In the nineteenth century Matthew Arnold defined hypocrisy as the “tribute that vice pays to virtue.” Clarity in either vice or virtue in these early years of the twenty-first century is not easy to find. It is no exaggeration to claim that schools and other agencies today do not have an agreed or coherent understanding of virtue. The growing impact of this situation has given rise to a confused values debate in nearly every classroom in the country.
Aristotle taught three reasons for seeking knowledge. The most important is truth, followed by moral action. The last and least important is power, or the ability to make things—technique, technology and skills.
Modern schooling has turned Aristotle on his head. The love of truth has been replaced by the demand for skills.

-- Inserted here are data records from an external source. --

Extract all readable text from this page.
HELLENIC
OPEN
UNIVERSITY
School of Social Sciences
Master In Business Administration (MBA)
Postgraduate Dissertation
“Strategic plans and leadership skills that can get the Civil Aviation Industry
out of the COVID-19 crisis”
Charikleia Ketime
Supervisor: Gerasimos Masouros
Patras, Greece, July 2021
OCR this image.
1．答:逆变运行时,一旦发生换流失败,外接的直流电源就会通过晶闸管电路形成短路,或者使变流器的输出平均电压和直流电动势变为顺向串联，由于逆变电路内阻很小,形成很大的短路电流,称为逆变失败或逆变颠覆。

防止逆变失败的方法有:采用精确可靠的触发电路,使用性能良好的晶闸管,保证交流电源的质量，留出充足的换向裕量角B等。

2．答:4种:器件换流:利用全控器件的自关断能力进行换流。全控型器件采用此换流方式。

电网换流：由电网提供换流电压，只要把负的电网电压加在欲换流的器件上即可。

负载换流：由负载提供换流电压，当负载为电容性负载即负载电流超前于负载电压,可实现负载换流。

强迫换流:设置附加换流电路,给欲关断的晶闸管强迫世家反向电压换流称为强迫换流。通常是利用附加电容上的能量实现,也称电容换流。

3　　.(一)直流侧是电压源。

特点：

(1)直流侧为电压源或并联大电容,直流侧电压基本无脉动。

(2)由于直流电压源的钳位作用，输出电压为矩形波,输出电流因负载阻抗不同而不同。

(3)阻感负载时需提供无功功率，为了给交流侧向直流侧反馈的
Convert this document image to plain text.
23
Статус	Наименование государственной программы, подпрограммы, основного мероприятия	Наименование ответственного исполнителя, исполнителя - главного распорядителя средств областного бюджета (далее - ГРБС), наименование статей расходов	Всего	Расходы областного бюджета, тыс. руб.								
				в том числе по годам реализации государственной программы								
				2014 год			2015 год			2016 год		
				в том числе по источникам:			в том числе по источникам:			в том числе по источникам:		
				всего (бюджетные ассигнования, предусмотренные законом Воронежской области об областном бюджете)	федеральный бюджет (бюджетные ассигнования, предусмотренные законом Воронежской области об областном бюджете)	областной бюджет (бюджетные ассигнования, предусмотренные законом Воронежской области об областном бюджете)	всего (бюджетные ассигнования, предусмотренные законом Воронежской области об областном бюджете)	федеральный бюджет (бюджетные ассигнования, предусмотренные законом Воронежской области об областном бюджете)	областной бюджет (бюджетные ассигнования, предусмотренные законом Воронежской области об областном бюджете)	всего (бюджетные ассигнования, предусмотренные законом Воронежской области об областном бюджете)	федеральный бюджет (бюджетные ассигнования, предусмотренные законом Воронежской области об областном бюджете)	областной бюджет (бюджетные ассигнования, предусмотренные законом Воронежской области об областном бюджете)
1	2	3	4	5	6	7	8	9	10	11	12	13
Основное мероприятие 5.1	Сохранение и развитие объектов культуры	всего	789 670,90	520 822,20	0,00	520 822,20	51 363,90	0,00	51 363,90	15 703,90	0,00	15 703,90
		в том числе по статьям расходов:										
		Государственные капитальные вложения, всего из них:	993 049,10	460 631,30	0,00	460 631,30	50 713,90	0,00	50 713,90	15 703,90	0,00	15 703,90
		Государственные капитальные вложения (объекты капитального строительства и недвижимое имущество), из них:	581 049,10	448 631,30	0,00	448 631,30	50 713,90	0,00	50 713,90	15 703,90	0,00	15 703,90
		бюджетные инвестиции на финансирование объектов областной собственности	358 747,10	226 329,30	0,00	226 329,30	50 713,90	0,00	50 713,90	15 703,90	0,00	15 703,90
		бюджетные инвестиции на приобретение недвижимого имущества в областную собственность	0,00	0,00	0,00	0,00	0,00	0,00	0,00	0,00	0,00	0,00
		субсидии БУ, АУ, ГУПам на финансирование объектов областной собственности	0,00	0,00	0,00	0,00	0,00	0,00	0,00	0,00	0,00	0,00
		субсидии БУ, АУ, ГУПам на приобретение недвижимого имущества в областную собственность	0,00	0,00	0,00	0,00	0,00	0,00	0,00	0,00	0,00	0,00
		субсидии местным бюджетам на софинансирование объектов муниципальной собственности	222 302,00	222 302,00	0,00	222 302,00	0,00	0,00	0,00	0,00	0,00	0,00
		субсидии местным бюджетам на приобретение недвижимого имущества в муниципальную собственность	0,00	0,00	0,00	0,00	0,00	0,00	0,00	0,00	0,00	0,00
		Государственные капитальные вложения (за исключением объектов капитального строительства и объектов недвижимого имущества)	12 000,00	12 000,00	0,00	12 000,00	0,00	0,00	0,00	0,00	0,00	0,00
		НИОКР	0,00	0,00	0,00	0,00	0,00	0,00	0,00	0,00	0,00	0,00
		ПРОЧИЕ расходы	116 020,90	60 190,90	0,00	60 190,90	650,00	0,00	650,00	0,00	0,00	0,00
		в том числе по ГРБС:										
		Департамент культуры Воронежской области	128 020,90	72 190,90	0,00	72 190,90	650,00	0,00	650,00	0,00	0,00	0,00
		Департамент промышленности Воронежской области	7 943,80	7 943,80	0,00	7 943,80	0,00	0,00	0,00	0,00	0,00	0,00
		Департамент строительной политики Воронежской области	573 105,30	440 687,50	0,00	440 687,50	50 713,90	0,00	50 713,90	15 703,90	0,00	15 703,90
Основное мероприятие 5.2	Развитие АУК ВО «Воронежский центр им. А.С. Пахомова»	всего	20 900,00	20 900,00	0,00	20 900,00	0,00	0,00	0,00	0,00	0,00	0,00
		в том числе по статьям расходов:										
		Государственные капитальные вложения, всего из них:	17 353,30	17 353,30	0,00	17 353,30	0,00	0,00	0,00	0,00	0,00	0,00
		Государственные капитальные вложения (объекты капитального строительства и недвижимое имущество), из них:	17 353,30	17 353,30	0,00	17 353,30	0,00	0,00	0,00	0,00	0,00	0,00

The consequence is that education and the teaching of children is about empowerment and self-interest. One popular text currently used by teacher educators presents the education enterprise on the basis of “whose interests are served.” In other words, how one group establishes power over another.
Nevertheless, we are not more wicked than our ancestors. We might be less courageous, less honest with ourselves, less self-disciplined and certainly less chaste. But we are perhaps more tolerant and less cruel.
In the midst of this, for the first time in history, we have lost confidence in objective moral law. Moral talk resembles intellectual ping-pong. We ‘share’ or ‘clarify’ views rather than seek truth. Consequently, kids are confused.
We have missed the bus. We have taught our kids that the self is central to morality. I decide for myself—‘me, myself and I’. The old rules of obligation and restraint, taken for granted by dairy owners and school principals alike, have been replaced by self realisation.
That change was foundational. We had a moral understanding based on the belief that human nature is flawed, but it lost favour. The self, controlled by the passions, needed discipline. That was the stuff of good human character. Institutions were designed to instruct and teach that character. Good character did not come naturally. Indeed, it was that vision that informed our understanding of freedom. Either we return to that realistic understanding of human nature or we will find increasing disorder and the growing cry for more and more legal punishment. And even more young people will come before our courts.